LPDP menjadi salah satu penyelenggara program beasiswa yang banyak diminati di Indonesia. Beasiswa yang ditawarkan pun cukup beragam, dan dikejar banyak orang karena bisa membantu banyak orang melanjutkan pendidikan mereka ke jenjang selanjutnya, tanpa harus pusing biaya. Semua ini sebagai bentuk komitmen LPDP dalam menyiapkan tenaga ahli dan pemimpin yang inovatif di masa yang datang.
Tapi, bukan berarti LPDP tak bikin kontroversi. Beasiswa LPDP beberapa kali dapat kritikan. Tak hanya berhenti di situ, penerima beasiswa LPDP pun kini jadi sorotan banyak orang gara-gara banyak dari mereka yang buka bimbingan meraih LPDP berbayar.
Tapi, apakah yang mereka lakukan benar-benar keliru, atau tak etis?
Bimbingan beasiswa yang kian menjamur
Tahapan seleksi beasiswa LPDP yang cukup panjang dan membutuhkan persiapan yang tidak sedikit menjadi ladang bisnis bagi segilintir orang. Beberapa waktu belakangan ini mulai banyak penyedia jasa bimbingan beasiswa atau istilah kerennya bootcamp yang bermunculan. Penyedia jasanya dapat dengan mudah kita temukan di berbagai media sosial seperti Instagram dan TikTok.
Bimbingan intensif yang diberikan mulai dari persiapan berkas, penulisan esai, hingga latihan wawancara. Para mentor yang memimbimbing dapat dikatakan berpengalaman karena berdasarkan iklan, mentornya adalah para penerima beasiswa LPDP. Dari kacamata para pemburu beasiswa bimbingan ini sangat membantu jika dibanding harus melalui semua proses tahapan pendaftaran secara mandiri. Namun, bimbingan ini tentunya tidak gratis. Kalian yang tertarik dengan jasa ini harus mengeluarkan uang dengan jumlah tertentu.
Dilema antara kebutuhan dan prinsip etis
Kalian pasti pernah dengar quote Joker yang satu ini: if you’re good at something, never do it for free.
Masuk akal? Jelas.
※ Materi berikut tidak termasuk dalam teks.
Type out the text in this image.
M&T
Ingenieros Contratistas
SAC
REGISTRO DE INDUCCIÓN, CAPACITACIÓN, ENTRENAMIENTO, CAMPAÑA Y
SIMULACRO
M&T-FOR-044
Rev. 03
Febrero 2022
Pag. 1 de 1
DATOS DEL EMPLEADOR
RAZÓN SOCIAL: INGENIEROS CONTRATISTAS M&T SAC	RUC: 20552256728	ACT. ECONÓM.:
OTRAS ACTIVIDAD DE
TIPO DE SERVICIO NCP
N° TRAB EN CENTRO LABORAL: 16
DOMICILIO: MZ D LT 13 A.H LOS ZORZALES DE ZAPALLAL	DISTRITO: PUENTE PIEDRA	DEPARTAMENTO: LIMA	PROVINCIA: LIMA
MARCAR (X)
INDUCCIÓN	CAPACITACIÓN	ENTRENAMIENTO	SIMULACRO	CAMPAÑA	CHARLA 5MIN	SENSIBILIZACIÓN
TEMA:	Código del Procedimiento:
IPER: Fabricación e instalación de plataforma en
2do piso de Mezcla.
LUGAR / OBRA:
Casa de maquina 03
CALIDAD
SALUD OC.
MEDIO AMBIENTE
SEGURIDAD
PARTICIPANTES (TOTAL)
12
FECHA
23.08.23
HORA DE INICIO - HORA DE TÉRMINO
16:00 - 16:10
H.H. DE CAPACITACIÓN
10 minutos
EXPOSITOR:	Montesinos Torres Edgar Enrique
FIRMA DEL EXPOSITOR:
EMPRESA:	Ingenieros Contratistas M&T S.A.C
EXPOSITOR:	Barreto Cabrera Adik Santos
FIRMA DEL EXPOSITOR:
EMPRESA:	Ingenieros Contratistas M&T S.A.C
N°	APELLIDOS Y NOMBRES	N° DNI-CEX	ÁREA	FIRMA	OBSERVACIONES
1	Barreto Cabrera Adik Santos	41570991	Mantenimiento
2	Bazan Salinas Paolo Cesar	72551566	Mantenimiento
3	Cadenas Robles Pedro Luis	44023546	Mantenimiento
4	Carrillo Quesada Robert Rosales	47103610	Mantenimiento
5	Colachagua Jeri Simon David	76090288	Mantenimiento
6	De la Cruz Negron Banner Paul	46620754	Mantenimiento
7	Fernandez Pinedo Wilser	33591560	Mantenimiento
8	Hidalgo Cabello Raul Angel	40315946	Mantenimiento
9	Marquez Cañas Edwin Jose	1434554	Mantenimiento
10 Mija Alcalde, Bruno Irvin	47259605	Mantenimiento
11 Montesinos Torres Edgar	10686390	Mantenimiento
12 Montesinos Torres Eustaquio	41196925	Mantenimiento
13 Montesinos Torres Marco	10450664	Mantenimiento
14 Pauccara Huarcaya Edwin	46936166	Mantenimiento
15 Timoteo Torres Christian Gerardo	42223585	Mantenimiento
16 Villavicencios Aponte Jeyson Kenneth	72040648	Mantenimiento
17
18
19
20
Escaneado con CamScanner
Tapi, ada gilanya jika kalian pegang hal tersebut dengan sepenuh hati.
Bagi saya, sebenarnya masuk akal jika para penerima beasiswa LPDP (jika mereka benar-benar penerima) untuk buka jasa ini, mematok harga pun tak masalah. Tapi, perlu diingat juga, penerima beasiswa harusnya (dan kembali ke Indonesia, jika kuliah di luar) membagi apa yang mereka dapat untuk rakyat Indonesia. Ini bikin mereka terlihat tidak etis karena mereka tidak berbagi ilmunya secara cuma-cuma, padahal beasiswa mereka dibayari negara.
Tapi, tunggu dulu. Perlu lihat konteks secara lebih luas. Mereka, penerima LPDP ini, kan juga berjuang agar diterima jadi penerima beasiswa. Ilmu yang mereka punya wajar amat dijual. Wong mereka meraih ilmu tersebut dengan usaha yang tak sepele juga.
Jadi, kalau ditanya etis atau tidak, ini begitu abu-abu.
Bimbingan LPDP gratis itu banyak
Tapi, jangan khawatir. Bagi kalian yang mau berburu LPDP, tapi nggak punya modal untuk bimbingan, sebenarnya banyak yang buka bimbingan jasa gratis. Atau kalian sebenarnya bisa nanya temen yang udah keterima. Nah, perkara etis atau tidak jadi bisa dihindari karena opsinya ada banyak. Nah, kecuali opsi yang ada hanya berbayar, barulah itu jelas-jelas tak ada etika.
Banyak kok bimbingan yang gratis, yang saya tahu sih ada Cempaka Mentorship Program yang dibuat oleh Mata Garuda. Selain itu, kalian bisa cari sendiri. Pasti ada kok orang yang nggak bikin semuanya jadi duit.
Jadi, pertanyaannya etis atau tidak penerima beasiswa LPDP buka mentorship berbayar? Well, ada opsi yang gratis. Kalian bisa tinggalkan perdebatan ini dengan tidak memilih yang berbayar sih.